L’antibiorésistance n’est pas aujourd’hui un enjeu médiatique chez le chien et le chat, contrairement aux productions animales. Ce n’est évidemment pas une raison pour ignorer que l’usage de tout antibiotique induit une pression de sélection qui facilite l’émergence de résistances. Les quinolones, “formule un” de l’antibiothérapie, doivent-elles n’être utilisées qu’en deuxième, voire troisième intention, ou uniquement “après la réalisation d’un antibiogramme” ? Pas seulement. Leur spectre antimicrobien et leur profil pharma-cocinétique justifient leur prescription dans de nombreuses infections en première intention, par exemple les infections urinaires, sans attendre le résultat des éventuels prélèvements. En outre, les quinolones n’induisent que des résistances chromosomiques acquises par mutation, contrairement aux résistances plasmidiques plus fréquentes (qui circulent facilement d’une espèce bactérienne à l’autre). Ces mutations sont rares (10-9 à 10-12).
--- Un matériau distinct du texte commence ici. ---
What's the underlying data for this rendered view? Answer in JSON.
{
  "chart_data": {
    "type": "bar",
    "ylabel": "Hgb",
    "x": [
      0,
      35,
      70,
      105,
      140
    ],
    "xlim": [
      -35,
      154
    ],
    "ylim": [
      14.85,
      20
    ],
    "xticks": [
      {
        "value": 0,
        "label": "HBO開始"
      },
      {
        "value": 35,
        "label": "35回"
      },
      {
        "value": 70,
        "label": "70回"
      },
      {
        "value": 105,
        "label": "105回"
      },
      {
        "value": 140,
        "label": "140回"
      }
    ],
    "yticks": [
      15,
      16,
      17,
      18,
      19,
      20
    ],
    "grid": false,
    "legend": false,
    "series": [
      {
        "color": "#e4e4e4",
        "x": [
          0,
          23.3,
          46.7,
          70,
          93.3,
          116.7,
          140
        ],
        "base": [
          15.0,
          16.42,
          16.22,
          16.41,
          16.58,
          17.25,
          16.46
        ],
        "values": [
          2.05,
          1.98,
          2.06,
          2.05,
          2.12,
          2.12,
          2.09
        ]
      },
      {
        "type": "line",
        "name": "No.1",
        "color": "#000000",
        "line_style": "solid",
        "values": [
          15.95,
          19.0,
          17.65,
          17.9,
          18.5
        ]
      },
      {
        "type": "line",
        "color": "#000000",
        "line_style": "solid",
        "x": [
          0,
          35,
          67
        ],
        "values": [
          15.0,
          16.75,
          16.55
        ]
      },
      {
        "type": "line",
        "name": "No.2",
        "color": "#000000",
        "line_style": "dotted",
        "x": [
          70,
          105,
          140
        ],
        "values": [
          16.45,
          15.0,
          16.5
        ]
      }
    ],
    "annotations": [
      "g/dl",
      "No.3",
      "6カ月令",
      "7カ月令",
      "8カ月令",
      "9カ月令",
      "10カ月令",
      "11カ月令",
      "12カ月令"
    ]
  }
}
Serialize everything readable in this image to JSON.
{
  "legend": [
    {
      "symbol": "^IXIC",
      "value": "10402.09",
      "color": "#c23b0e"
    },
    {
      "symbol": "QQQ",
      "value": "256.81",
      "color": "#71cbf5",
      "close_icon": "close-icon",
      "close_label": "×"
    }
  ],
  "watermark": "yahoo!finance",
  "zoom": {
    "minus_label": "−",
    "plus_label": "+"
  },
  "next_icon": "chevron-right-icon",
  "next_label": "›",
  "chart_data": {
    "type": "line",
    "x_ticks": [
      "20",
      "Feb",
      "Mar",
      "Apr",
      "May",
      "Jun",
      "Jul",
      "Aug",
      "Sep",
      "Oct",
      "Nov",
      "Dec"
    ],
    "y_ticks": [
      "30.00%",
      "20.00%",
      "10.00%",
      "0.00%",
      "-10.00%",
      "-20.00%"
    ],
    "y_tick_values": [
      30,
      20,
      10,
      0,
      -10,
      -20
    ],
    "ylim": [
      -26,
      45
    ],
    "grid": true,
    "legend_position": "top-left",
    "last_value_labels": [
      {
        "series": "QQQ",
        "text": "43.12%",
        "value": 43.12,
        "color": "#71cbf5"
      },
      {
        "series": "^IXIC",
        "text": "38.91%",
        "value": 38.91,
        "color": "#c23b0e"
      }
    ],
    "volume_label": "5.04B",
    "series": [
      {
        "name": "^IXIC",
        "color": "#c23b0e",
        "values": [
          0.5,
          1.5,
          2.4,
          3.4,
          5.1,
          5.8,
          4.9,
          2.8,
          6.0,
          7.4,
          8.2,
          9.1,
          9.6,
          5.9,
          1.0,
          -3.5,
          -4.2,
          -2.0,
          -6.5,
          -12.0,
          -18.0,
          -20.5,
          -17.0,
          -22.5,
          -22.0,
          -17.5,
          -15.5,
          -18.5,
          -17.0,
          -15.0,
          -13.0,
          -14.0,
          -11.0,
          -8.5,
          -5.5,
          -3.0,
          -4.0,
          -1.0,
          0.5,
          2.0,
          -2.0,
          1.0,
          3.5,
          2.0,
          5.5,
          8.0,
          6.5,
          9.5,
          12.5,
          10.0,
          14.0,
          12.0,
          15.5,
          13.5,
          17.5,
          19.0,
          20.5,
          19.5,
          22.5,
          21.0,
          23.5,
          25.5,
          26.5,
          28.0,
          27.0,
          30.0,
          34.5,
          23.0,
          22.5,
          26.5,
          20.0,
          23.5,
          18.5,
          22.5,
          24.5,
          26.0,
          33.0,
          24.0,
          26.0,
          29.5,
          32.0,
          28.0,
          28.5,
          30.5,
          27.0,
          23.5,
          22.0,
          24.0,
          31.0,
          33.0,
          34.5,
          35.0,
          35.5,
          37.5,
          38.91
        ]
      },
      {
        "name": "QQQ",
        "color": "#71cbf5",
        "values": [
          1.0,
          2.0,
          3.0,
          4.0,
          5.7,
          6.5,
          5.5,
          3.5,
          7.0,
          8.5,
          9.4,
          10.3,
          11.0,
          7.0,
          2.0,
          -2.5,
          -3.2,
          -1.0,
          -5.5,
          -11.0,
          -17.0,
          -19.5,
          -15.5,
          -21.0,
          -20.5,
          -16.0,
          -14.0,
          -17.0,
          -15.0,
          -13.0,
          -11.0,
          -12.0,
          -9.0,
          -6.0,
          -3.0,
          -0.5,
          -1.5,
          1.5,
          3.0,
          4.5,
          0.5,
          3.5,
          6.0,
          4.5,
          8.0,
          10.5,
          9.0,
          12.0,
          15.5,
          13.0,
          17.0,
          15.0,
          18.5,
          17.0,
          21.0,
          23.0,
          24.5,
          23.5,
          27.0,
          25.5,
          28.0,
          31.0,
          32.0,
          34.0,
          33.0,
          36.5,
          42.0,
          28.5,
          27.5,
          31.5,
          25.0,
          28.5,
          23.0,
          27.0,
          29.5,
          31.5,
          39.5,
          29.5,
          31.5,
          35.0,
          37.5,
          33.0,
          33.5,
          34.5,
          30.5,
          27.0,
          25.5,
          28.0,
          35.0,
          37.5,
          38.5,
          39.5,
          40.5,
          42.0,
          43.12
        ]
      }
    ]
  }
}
Et, pour les premiers niveaux de mutations, les quinolones récentes peuvent parfois rester actives aux concentrations sériques habituelles contre ces souches qui présentent des résistances dites “de bas niveau”.

Ne pas diminuer les doses

Néanmoins, quelques règles simples peuvent éviter l’émergence de résistances aux quinolones :

- ne pas diminuer les doses, voire les augmenter, pour éviter la sélection de souches résistantes de bas niveau ;

- ne pas prolonger les durées de traitement, dans la mesure du possible, ce qui n’est malheureusement pas toujours compatible avec le traitement des pyodermites, par exemple.

En résumé, il convient de préférer, par exemple lors d’infections urinaires ou respiratoires, un usage “dose dépendant” (en augmentant les doses) que “temps dépendant” (en allongeant les durées de traitement).